Measles is responsible for two types of encephalitis, 
post-infectious, with an incidence of 1:1000 infected 
persons, and subacute sclerosing panencephalitis, with 
an incidence of 1:100,000 infected persons.  Rabies 
accounts for 0-3 cases of encephalitis yearly in the US.  
      The most common form of encephalitis outside the 
US is Japanese encephalitis, which affects persons in 
Japan, SE Asia, China, and India (2).
     Arboviruses require a mosquito or tick vector (hence 
the name "arthropod borne" virus).  In general, the virus 
replicates outside the CNS and gains entry by 
hematogenous spread.  
      The herpes simplex virus (HSV) is a 
double-stranded DNA virus which can infect 
mucocutaneous surfaces, the central nervous system, 
and, less commonly, visceral organs.   The virus may 
remain latent in neuronal ganglia and may 
subsequently be reactivated, resulting in viral 
replication.  HSV is usually transmitted via contact with 
active ulcerative lesions.  However, individuals with 
subclinical disease may also shed infectious virus.  
Subclinical transmission of HSV may partially account 
for the continued rise in worldwide seroprevalence.  
     HSV gains entry at mucosal surfaces or abraded 
skin and replicates within the epidermis and dermis.  
Often, the primary infection is subclinical.  However, 
sufficient numbers of virus may still be present to infect 
peripheral sensory or autonomic nerve endings.  Once 
inside the neuron, the virus travels intraaxonally to the 
nerve cell bodies in ganglia, where replication occurs.  
The virus can also migrate to other tissues either 
proximally, by contiguous spread, or distally through a 
neuronal network.  After the primary infection has 
resolved, the herpes simplex virus can no longer be 
found in the ganglia.  However, about 10 to 50 percent 
of ganglion cells in the area of the initial infection may 
harbor viral DNA.  Approximately 1 percent of these 
cells possess latency-associated transcripts of RNA.  
The molecular mechanisms of latency and reactivation 
are not well understood.  Factors linked to reactivation 
include: ultraviolet light, immunosuppression, and 
trauma to the skin or ganglia.  The maintenance of 
latency, the frequency of reactivation, and the severity 
of illness ultimately depend upon the host immune 
response (3). 
     The exact pathogenesis of HSV encephalitis is not 
well known.  One hypothesis is that the virus gains 
entry into the CNS directly from a peripheral route via 
either the trigeminal or olfactory nerve.  HSV 
encephalitis is the result of a primary infection in about 
1/3 of cases (4).  In children and in adults, HSV 
encephalitis is generally localized to the inferior and 
medial regions of the temporal lobe and the orbital gyri 
of the frontal lobes.  In neonates, brain involvement 
tends to be more diffuse.  The disease is necrotizing 
and often hemorrhagic in the most severely affected 
regions (5).
     In general, a patient with encephalitis presents with 
diffuse or focal neurologic signs and symptoms, 
including an altered mental state and level of 
consciousness, behavioral or personality changes, 
nuchal rigidity, photophobia, and generalized or focal 
seizures.  Depending upon the type of virus, the patient 
may present with additional signs and symptoms.  For 
example, patients with varicella zoster or measles 
encephalitis will typically have a rash, 
lymphadenopathy, hepatosplenomegaly, and parotid 
enlargement.  Patients with St.
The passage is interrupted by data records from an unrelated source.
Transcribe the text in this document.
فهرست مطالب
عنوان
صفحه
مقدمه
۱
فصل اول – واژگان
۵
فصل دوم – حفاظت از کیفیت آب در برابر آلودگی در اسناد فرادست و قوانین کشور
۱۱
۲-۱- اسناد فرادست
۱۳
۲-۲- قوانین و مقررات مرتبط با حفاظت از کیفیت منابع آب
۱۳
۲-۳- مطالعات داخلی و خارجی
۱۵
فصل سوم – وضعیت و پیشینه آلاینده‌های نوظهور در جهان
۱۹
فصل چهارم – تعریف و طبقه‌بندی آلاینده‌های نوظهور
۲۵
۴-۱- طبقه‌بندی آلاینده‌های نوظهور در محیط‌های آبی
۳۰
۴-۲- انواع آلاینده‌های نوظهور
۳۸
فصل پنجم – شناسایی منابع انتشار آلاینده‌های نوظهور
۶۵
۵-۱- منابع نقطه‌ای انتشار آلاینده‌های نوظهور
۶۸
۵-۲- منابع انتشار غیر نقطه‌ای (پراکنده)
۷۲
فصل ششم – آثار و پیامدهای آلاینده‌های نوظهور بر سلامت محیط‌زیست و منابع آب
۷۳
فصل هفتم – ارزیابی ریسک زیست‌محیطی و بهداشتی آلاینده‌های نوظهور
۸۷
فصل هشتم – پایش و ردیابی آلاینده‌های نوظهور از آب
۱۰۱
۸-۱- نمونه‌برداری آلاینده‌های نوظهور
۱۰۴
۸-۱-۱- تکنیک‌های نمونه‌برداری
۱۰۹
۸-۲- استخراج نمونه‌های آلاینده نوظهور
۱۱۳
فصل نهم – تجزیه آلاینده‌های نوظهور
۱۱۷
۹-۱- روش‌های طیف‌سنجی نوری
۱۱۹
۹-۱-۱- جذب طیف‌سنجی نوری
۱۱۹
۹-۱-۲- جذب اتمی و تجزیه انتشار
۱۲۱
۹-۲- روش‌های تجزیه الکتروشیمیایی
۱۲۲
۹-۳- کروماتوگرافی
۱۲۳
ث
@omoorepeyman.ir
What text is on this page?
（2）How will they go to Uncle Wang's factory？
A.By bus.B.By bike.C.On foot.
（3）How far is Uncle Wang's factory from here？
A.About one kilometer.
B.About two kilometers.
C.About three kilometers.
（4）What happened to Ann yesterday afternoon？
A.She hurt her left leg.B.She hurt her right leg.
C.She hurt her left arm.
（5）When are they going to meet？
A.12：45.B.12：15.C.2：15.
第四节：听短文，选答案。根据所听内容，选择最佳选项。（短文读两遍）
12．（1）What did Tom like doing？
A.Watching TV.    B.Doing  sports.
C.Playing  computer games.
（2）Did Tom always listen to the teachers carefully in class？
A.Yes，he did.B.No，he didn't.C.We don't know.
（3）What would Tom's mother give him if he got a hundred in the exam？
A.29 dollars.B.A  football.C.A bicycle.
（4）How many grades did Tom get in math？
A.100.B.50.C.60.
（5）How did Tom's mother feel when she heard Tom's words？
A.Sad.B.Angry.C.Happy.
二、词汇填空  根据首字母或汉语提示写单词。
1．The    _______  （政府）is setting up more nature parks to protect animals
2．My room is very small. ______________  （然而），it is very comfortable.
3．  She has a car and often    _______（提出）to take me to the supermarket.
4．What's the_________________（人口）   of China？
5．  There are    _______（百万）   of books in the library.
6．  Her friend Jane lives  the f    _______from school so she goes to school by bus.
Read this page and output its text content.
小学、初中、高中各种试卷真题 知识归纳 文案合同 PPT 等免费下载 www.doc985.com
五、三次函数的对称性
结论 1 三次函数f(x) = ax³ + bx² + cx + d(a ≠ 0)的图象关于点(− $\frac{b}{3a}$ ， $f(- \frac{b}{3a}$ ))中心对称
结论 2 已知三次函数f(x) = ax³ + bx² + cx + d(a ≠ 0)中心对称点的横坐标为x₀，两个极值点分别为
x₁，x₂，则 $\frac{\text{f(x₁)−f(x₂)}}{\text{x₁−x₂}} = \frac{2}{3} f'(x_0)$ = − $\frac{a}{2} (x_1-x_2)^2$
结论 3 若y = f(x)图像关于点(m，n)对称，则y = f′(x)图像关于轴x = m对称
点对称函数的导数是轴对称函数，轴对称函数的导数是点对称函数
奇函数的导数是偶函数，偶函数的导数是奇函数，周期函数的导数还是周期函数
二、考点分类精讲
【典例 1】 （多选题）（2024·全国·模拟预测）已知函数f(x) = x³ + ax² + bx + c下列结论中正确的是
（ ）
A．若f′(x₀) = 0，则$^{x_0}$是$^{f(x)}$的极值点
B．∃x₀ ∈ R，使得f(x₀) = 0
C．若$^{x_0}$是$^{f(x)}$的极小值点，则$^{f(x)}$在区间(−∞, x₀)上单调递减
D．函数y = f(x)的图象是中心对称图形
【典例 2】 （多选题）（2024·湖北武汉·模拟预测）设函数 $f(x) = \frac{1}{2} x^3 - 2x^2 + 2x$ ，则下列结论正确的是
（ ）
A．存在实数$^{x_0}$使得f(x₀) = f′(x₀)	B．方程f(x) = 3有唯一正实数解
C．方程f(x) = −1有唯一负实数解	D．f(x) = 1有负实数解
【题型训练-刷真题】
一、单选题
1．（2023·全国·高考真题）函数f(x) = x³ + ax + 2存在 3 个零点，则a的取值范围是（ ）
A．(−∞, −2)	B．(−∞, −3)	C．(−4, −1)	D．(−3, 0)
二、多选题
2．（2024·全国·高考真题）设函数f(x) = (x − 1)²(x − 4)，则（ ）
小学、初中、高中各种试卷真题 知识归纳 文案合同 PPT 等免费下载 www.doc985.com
Louis encephalitis will 
present with dysuria and pyuria (2).
     In the case of HSV encephalitis, the patient will 
generally present with an altered state of 
consciousness, an abnormal mental state, and focal 
neurologic signs and symptoms, in addition to the acute 
febrile illness characteristic of viral meningitis.  The 
level of consciousness may vary from mild lethargy to a 
comatose state.  The patient is not mentally alert and is 
often confused, delirious, or disoriented.  The patient 
may also suffer hallucinations and exhibit personality 
and/or behavioral changes, sometimes escalating into 
frank psychosis.  Focal neurologic changes depend 
upon the site of infection within the brain.  Common 
neurologic abnormalities include:  aphasia, ataxia, 
cranial nerve deficits, hemiparesis, hyperactive tendon 
reflexes, and involuntary movements, such as 
myoclonic jerks (1).  Prolonged seizures, or status 
epilepticus, which are refractory to anticonvulsants are 
also common in the presentation of encephalitis.  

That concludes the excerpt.